Patients exhibiting low CCR demonstrated significantly worse 3-year DFS (48.5% vs. 74.3%, P<0.001; Figure 2A ) and OS (62.9% vs. 82.9%, P=0.001; Figure 2B ) compared to those with high CCR. To better understand the prognostic significance of CCR, we conducted a subgroup analysis according to the ypT stage, ypN stage, and pCR. The results of the analyses showed that CCR was able to distinguish the OS and DFS for each subgroup analysis ( Figures 2C–N ). In the subgroup analyses of ypT stage, there were statistically significant differences for DFS (ypT0-2: P=0.016; ypT3-4a: P=0.049), while for OS, it was more statistically significant in the ypT3-4a stage (ypT0-2: P=0.422; ypT3-4a: P=0.023) ( Figures 2C–F ). In the ypN stage subgroup analysis, we found that CCR can effectively stratify the prognosis of ESCC patients in both DFS and OS ( Figures 2G–J ). Similarly, in the pCR subgroup analyses, there were statistically significant differences in DFS, while for OS, there were no statistically significant differences among pCR patients ( Figures 2K–N ). Hence, the results indicated that CCR had prognostic significance for the ESCC cases stratified according to subgroup analyses.
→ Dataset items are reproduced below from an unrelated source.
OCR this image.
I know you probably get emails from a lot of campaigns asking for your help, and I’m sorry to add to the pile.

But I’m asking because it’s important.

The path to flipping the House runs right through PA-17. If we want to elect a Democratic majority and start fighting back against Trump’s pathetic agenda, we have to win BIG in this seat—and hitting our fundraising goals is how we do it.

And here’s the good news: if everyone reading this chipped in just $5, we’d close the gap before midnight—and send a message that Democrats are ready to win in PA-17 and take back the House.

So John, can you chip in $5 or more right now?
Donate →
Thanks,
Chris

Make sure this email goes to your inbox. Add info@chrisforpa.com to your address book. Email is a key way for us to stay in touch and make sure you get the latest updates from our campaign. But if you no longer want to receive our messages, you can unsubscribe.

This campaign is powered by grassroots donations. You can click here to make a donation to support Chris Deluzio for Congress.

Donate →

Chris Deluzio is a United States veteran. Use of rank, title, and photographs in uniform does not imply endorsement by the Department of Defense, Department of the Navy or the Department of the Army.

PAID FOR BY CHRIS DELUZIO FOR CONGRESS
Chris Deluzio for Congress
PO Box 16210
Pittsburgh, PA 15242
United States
In the current study, RCS showed that with the increase of CCR, the DFS and OS of ESCC patients receiving NICT gradually increased. After correcting for confounding factors, there was still a negative linear relationship between DFS/OS and CCR. In univariate analysis, DFS and OS were significantly affected by the following clinical characteristics: vessel invasion, perineural invasion, tumor length, ypT stage, ypN stage, pCR, and CCR ( Figure 3A ). Subsequent multivariate analysis revealed that CCR was found to be an independent predictor of both OS (HR=0.482, 95% CI=0.271-0.857, P=0.013) and DFS (HR=0.440, 95% CI=0.273-0.709, P=0.001) ( Figure 3B ). Compared to the low CCR group, the high CCR group reduced the risk of recurrence by 56.0% and the risk of death by 51.8%, respectively. The Sankey diagram, which was used to analyze the relationship between clinical outcomes and CCR, revealed that the lowest CCR group was more likely to die and experience recurrence ( Figure 3C ). Finally, we conducted a risk-score analysis based on the three indicators with statistical differences in multivariate regression. Through this analysis, prognosis stratification can be better guided in both DFS ( Figure 3D ) and OS ( Figure 3E ).

Using a nomogram based on statistically significant variables in Cox regression analysis, the model’s prediction outcomes can be visually shown ( Supplementary Figures S2A, B ). The model predicted DFS and OS with a C-index of 0.785 (95% CI: 0.761–0.810) and 0.789 (95% CI: 0.762–0.816), respectively, according to the findings of the model’s prediction ability using the C-index. Internal validation of the model was performed using the Bootstrap self-sampling technique (B=1000). The calibration curve demonstrated that the actual observation probability and the anticipated DFS and OS were reasonably consistent ( Supplementary Figures S2C, D ). To assess the model’s accuracy, ROC curves for 1- and 3-year survival DFS/OS were plotted based on independent parameters ( Supplementary Figures S2E, F ). The model’s application value was assessed using DCA curves, and the findings also demonstrated good clinical applicability ( Supplementary Figures S2G–J ).